If you qualify for contesting a will, you must cite and prove one of several legal grounds. Two of the most commonly-cited include:
What is undue influence in will contests?
If an interested party suspects a relative, friend or even a healthcare provider influenced a testator into changing the terms of his or her will, the interested party may contest on the grounds of undue influence.
What is lack of capacity in will contests?
If an interested party suspects a testator did have the mental capacity to execute a valid will, the interested party may contest the document and terms. For a will to be legally valid in Iowa, a testator needs to:
- Know they are making a will
- Understand the type and value of their property
- Identify their natural heirs
- Understand how they want to distribute their property
Old age, memory problems and diagnoses like dementia or Alzheimer’s do not automatically establish a lack of testamentary. Instead, the interested party must prove it without a doubt in court.
What is the process for contesting a will in Iowa?
When an interested party wishes to contest a will in the Hawkeye State, they must first file a complaint with the probate court. The executor of the estate in question will be notified and they will have the opportunity to defend the will in question in a trial. After hearing both sides of the contest, a probate judge will deliver his or her verdict.

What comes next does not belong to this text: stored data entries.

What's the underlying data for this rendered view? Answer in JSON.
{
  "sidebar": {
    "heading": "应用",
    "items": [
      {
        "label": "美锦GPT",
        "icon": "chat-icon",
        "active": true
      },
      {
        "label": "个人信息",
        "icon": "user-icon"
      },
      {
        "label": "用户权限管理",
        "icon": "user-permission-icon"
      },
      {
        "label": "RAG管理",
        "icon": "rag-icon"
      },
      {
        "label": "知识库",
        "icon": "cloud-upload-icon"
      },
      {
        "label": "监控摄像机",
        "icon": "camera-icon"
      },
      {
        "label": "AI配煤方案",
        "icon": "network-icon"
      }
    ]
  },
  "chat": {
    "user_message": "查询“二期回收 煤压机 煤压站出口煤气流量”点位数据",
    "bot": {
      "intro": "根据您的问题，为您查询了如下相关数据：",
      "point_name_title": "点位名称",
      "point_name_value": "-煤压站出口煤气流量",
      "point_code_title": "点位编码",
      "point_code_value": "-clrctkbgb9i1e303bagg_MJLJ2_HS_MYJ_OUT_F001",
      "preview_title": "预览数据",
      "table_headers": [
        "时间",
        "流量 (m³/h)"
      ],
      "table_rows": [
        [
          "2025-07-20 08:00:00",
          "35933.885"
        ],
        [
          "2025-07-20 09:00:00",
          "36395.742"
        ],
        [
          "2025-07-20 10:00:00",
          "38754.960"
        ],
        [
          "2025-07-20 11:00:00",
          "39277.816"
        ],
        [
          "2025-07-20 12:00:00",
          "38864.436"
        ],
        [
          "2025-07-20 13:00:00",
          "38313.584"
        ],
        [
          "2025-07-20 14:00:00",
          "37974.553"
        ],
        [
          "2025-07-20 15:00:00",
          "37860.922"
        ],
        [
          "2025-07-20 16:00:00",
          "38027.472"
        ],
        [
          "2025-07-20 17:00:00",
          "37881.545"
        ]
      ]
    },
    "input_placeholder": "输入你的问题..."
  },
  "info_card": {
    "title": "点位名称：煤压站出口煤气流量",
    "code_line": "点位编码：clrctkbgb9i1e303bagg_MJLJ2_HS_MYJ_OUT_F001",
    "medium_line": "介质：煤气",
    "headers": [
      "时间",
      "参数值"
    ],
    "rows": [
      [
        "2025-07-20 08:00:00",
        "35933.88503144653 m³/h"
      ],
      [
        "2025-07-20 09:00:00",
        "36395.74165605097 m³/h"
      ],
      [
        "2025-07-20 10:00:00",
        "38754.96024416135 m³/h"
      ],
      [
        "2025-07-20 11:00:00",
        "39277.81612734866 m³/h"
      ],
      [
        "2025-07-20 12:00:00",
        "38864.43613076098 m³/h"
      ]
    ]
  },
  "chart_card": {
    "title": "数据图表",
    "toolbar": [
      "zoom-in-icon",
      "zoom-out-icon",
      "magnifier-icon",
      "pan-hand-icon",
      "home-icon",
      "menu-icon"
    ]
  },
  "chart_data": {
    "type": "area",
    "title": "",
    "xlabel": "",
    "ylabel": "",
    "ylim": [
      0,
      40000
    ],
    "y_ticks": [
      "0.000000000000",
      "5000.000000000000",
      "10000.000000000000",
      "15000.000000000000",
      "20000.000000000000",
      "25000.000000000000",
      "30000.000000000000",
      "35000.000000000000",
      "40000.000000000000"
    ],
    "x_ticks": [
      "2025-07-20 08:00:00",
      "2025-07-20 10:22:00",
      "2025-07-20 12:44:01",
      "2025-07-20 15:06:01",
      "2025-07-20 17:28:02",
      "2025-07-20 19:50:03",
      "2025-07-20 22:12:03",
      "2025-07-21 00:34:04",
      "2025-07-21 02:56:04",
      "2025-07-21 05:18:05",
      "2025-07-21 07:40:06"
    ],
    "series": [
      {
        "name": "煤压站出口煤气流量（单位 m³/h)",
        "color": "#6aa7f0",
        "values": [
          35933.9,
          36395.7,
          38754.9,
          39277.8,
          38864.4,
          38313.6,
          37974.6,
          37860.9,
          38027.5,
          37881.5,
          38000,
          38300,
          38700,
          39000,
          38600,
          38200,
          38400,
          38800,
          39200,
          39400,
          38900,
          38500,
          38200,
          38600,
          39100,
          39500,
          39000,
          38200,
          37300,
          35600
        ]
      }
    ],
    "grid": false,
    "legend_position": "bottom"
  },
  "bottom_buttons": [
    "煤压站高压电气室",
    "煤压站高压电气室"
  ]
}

If the probate judge finds the will valid, the executor will distribute the assets in accordance with its terms. But if the probate judge finds part or all of a will invalid, the state will distribute the entire estate of the decedent, or the affected portion, under intestate law. In other words, winning a contested will trial does not guarantee an interested party property or inheritance.
If you have any further questions or would like to commence the process, please reach out to a skilled Des Moines estate planning lawyer as soon as possible.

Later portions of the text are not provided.